My mom, who is a borderline hoarder, is terrified of this. She refused to leave because what if they use that as an excuse to seize our stuff?!! I mean, for me, it would just mean I wouldn't have to pay for movers, but she has way more attachment to stuff than I do, so I understand. Yesterday, we received an email stating that the maintenance people would be coming in to all apartments to "check" and clean out fridges. There are A LOT of people leaving this month, and I know
exactly what that means. If I don't stay here, I'm basically homeless. I can't get to my new house as there's sort of a power line dangling across the road and a big ass tree nicely hugging it. Even if I could get movers, they couldn't get there. So I'm technically a squatter. Now it did get so hot that my mom's health was in danger and and so me, mom, and the pups went to stay with a friend in MS for a few days, but we came back. Luckily, because we are on the same line as a hospital, power was restored yesterday (though god, it is flickering on and off as they try to find the best way to get everyone online).

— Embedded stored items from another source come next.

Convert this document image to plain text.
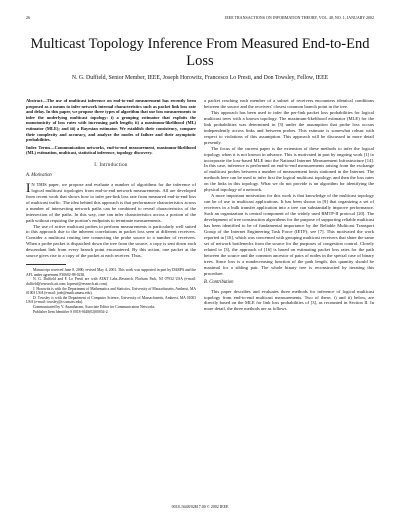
26	IEEE TRANSACTIONS ON INFORMATION THEORY, VOL. 48, NO. 1, JANUARY 2002
Multicast Topology Inference From Measured End-to-End Loss

N. G. Duffield, Senior Member, IEEE, Joseph Horowitz, Francesco Lo Presti, and Don Towsley, Fellow, IEEE

Abstract—The use of multicast inference on end-to-end measurement has recently been proposed as a means to infer network internal characteristics such as packet link loss rate and delay. In this paper, we propose three types of algorithm that use loss measurements to infer the underlying multicast topology: i) a grouping estimator that exploits the monotonicity of loss rates with increasing path length; ii) a maximum-likelihood (ML) estimator (MLE); and iii) a Bayesian estimator. We establish their consistency, compare their complexity and accuracy, and analyze the modes of failure and their asymptotic probabilities.

Index Terms—Communication networks, end-to-end measurement, maximum-likelihood (ML) estimation, multicast, statistical inference, topology discovery.

I. Introduction
A. Motivation

I N THIS paper, we propose and evaluate a number of algorithms for the inference of logical multicast topologies from end-to-end network measurements. All are developed from recent work that shows how to infer per-link loss rate from measured end-to-end loss of multicast traffic. The idea behind this approach is that performance characteristics across a number of intersecting network paths can be combined to reveal characteristics of the intersection of the paths. In this way, one can infer characteristics across a portion of the path without requiring the portion's endpoints to terminate measurements.

The use of active multicast probes to perform measurements is particularly well suited to this approach due to the inherent correlations in packet loss seen at different receivers. Consider a multicast routing tree connecting the probe source to a number of receivers. When a probe packet is dispatched down the tree from the source, a copy is sent down each descendant link from every branch point encountered. By this action, one packet at the source gives rise to a copy of the packet at each receiver. Thus,

Manuscript received June 8, 2000; revised May 4, 2001. This work was supported in part by DARPA and the AFL under agreement F30602-98-0238.

N. G. Duffield and F. Lo Presti are with AT&T Labs–Research, Florham Park, NJ 07932 USA (e-mail: duffield@research.att.com; lopresti@research.att.com).

J. Horowitz is with the Department of Mathematics and Statistics, University of Massachusetts, Amherst, MA 01003 USA (e-mail: joeh@math.umass.edu).

D. Towsley is with the Department of Computer Science, University of Massachusetts, Amherst, MA 01003 USA (e-mail: towsley@cs.umass.edu).

Communicated by V. Anantharam, Associate Editor for Communication Networks.

Publisher Item Identifier S 0018-9448(02)00034-2.

a packet reaching each member of a subset of receivers encounters identical conditions between the source and the receivers' closest common branch point in the tree.

This approach has been used to infer the per-link packet loss probabilities for logical multicast trees with a known topology. The maximum-likelihood estimator (MLE) for the link probabilities was determined in [3] under the assumption that probe loss occurs independently across links and between probes. This estimate is somewhat robust with respect to violations of this assumption. This approach will be discussed in more detail presently.

The focus of the current paper is the extension of these methods to infer the logical topology when it is not known in advance. This is motivated in part by ongoing work [1] to incorporate the loss-based MLE into the National Internet Measurement Infrastructure [14]. In this case, inference is performed on end-to-end measurements arising from the exchange of multicast probes between a number of measurement hosts stationed in the Internet. The methods here can be used to infer first the logical multicast topology, and then the loss rates on the links in this topology. What we do not provide is an algorithm for identifying the physical topology of a network.

A more important motivation for this work is that knowledge of the multicast topology can be of use to multicast applications. It has been shown in [9] that organizing a set of receivers in a bulk transfer application into a tree can substantially improve performance. Such an organization is central component of the widely used RMTP-II protocol [20]. The development of tree construction algorithms for the purpose of supporting reliable multicast has been identified to be of fundamental importance by the Reliable Multicast Transport Group of the Internet Engineering Task Force (IETF); see [7]. This motivated the work reported in [16], which was concerned with grouping multicast receivers that share the same set of network bottlenecks from the source for the purposes of congestion control. Closely related to [3], the approach of [16] is based on estimating packet loss rates for the path between the source and the common ancestor of pairs of nodes in the special case of binary trees. Since loss is a nondecreasing function of the path length, this quantity should be maximal for a sibling pair. The whole binary tree is reconstructed by iterating this procedure.

B. Contribution

This paper describes and evaluates three methods for inference of logical multicast topology from end-to-end multicast measurements. Two of these, i) and ii) below, are directly based on the MLE for link loss probabilities of [3], as recounted in Section II. In more detail, the three methods are as follows.

0018–9448/02$17.00 © 2002 IEEE
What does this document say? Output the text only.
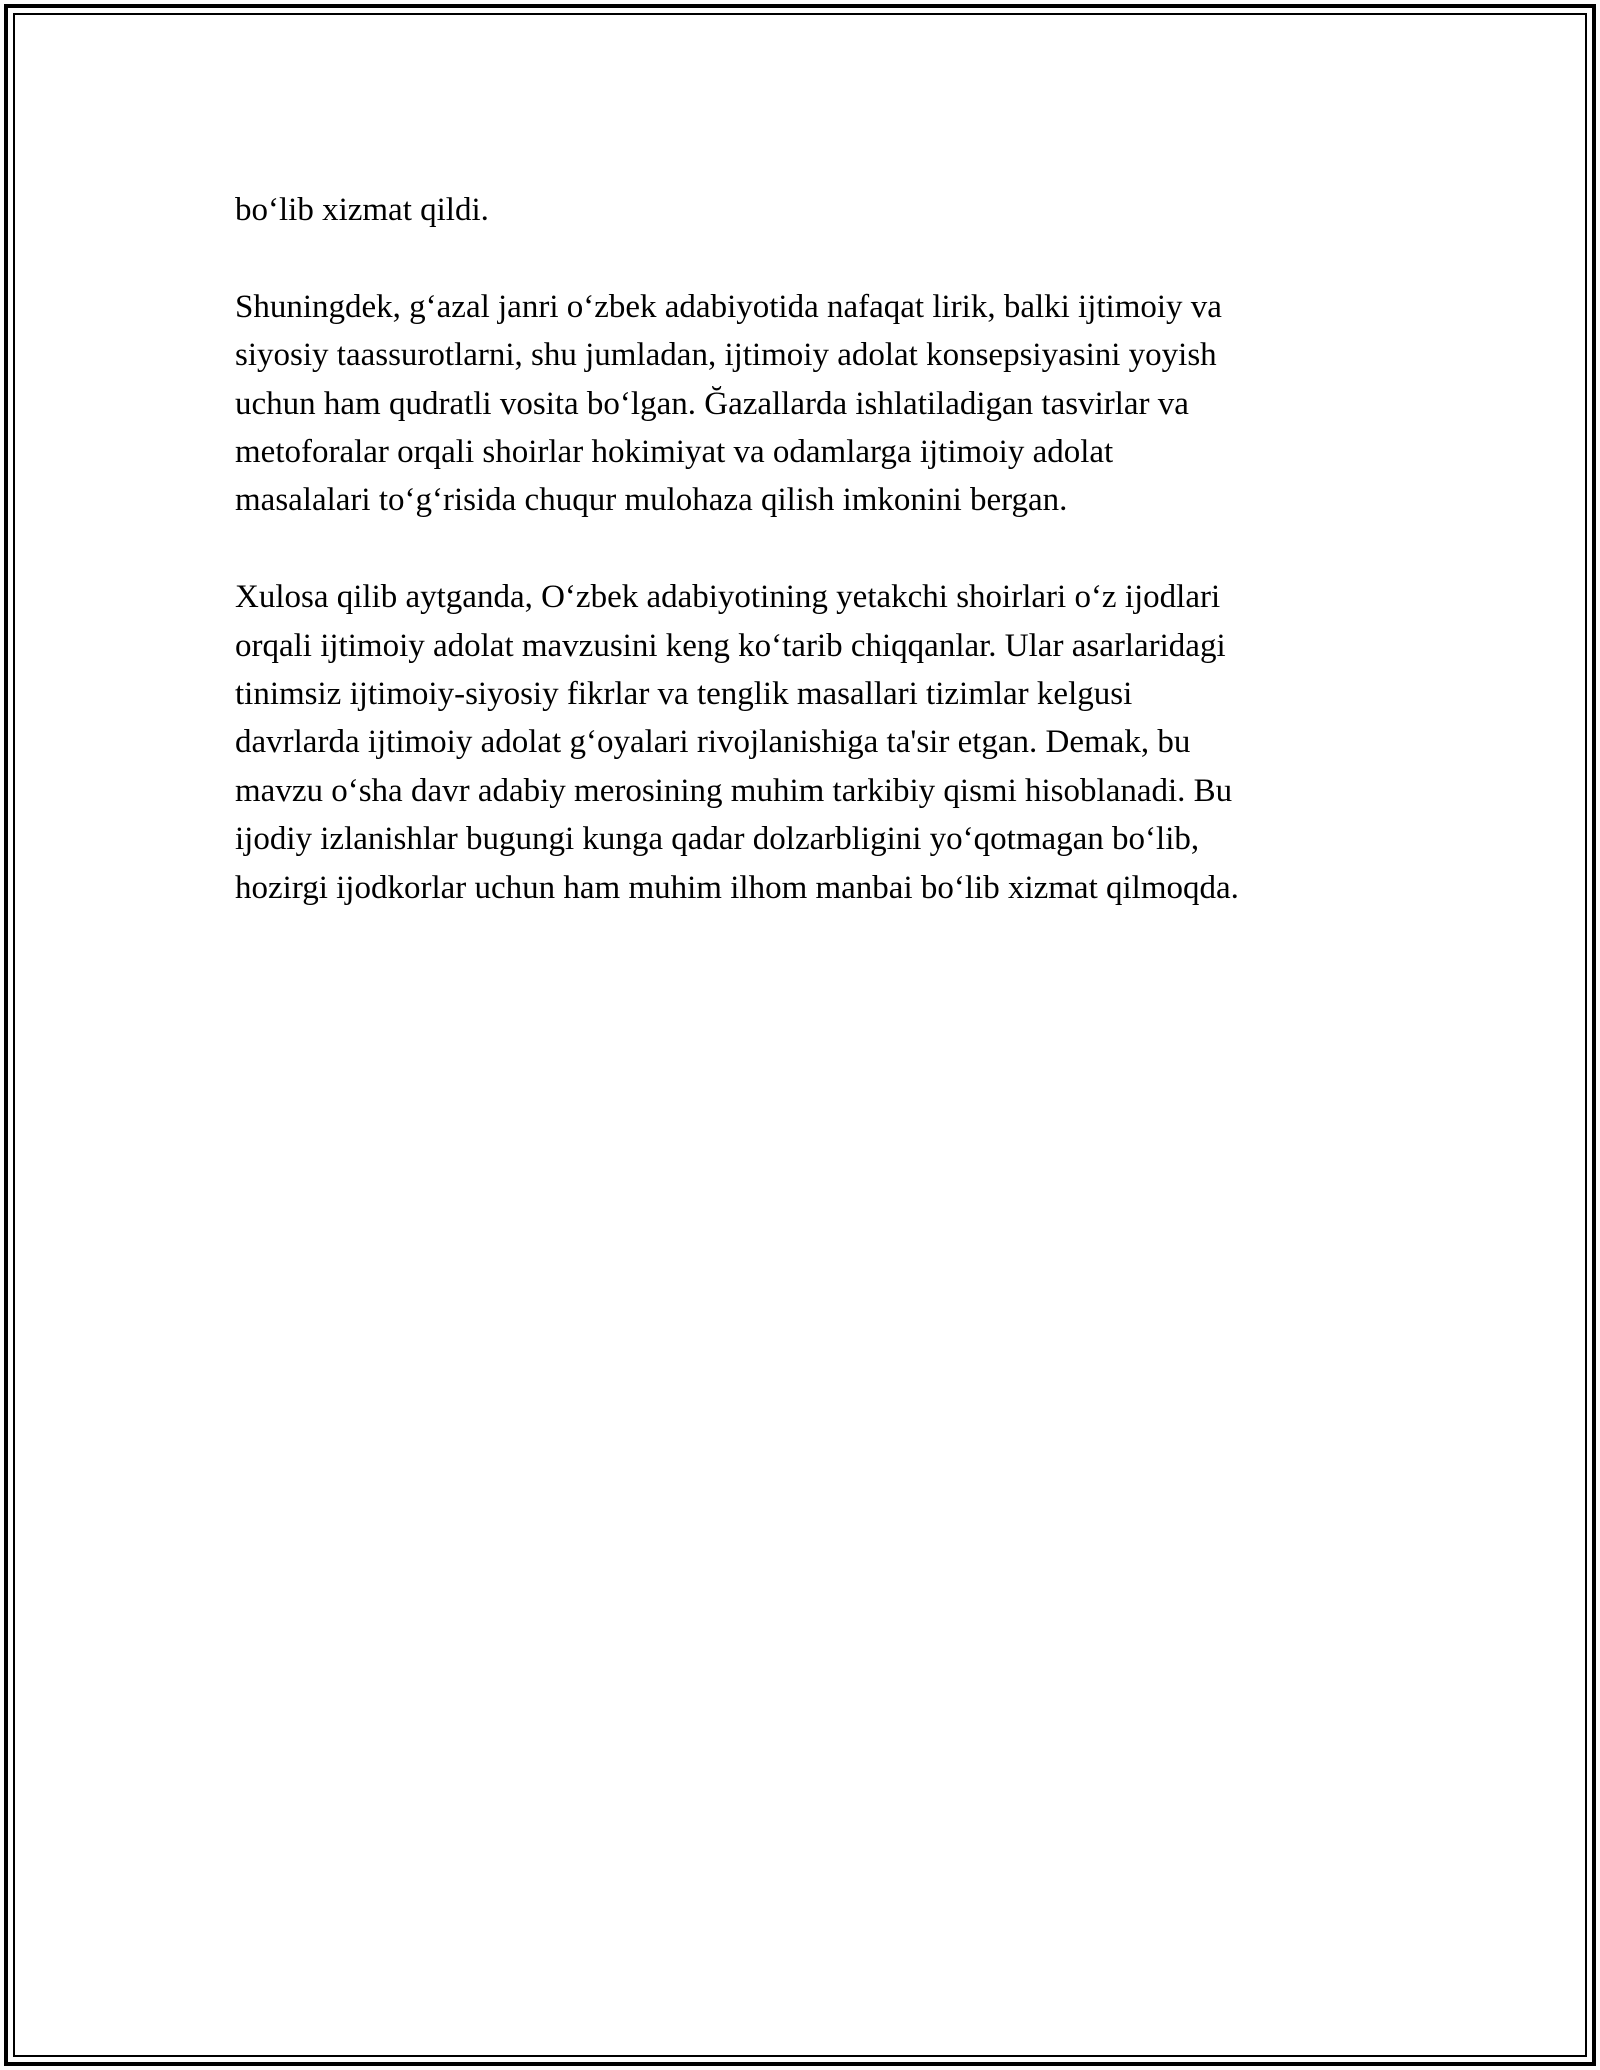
bo‘lib xizmat qildi.

Shuningdek, g‘azal janri o‘zbek adabiyotida nafaqat lirik, balki ijtimoiy va
siyosiy taassurotlarni, shu jumladan, ijtimoiy adolat konsepsiyasini yoyish
uchun ham qudratli vosita bo‘lgan. Ğazallarda ishlatiladigan tasvirlar va
metoforalar orqali shoirlar hokimiyat va odamlarga ijtimoiy adolat
masalalari to‘g‘risida chuqur mulohaza qilish imkonini bergan.

Xulosa qilib aytganda, O‘zbek adabiyotining yetakchi shoirlari o‘z ijodlari
orqali ijtimoiy adolat mavzusini keng ko‘tarib chiqqanlar. Ular asarlaridagi
tinimsiz ijtimoiy-siyosiy fikrlar va tenglik masallari tizimlar kelgusi
davrlarda ijtimoiy adolat g‘oyalari rivojlanishiga ta'sir etgan. Demak, bu
mavzu o‘sha davr adabiy merosining muhim tarkibiy qismi hisoblanadi. Bu
ijodiy izlanishlar bugungi kunga qadar dolzarbligini yo‘qotmagan bo‘lib,
hozirgi ijodkorlar uchun ham muhim ilhom manbai bo‘lib xizmat qilmoqda.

The maintenance people btw are out in their little golf carts knocking on doors. The only thing that protects me, as I know I'm an illegal squatter by La standards right now, is my Brooklyn brother is a Harvard lawyer and that scares the crap out of the evil management. (My mom added him to her lease last year specifically so he could scare the crap out of them--you have no ideas the rounds residents have gone through with these people).
So here I am like a crazed gun-nut grandpa with his old-ass hounds, protecting his property from the carpetbaggers.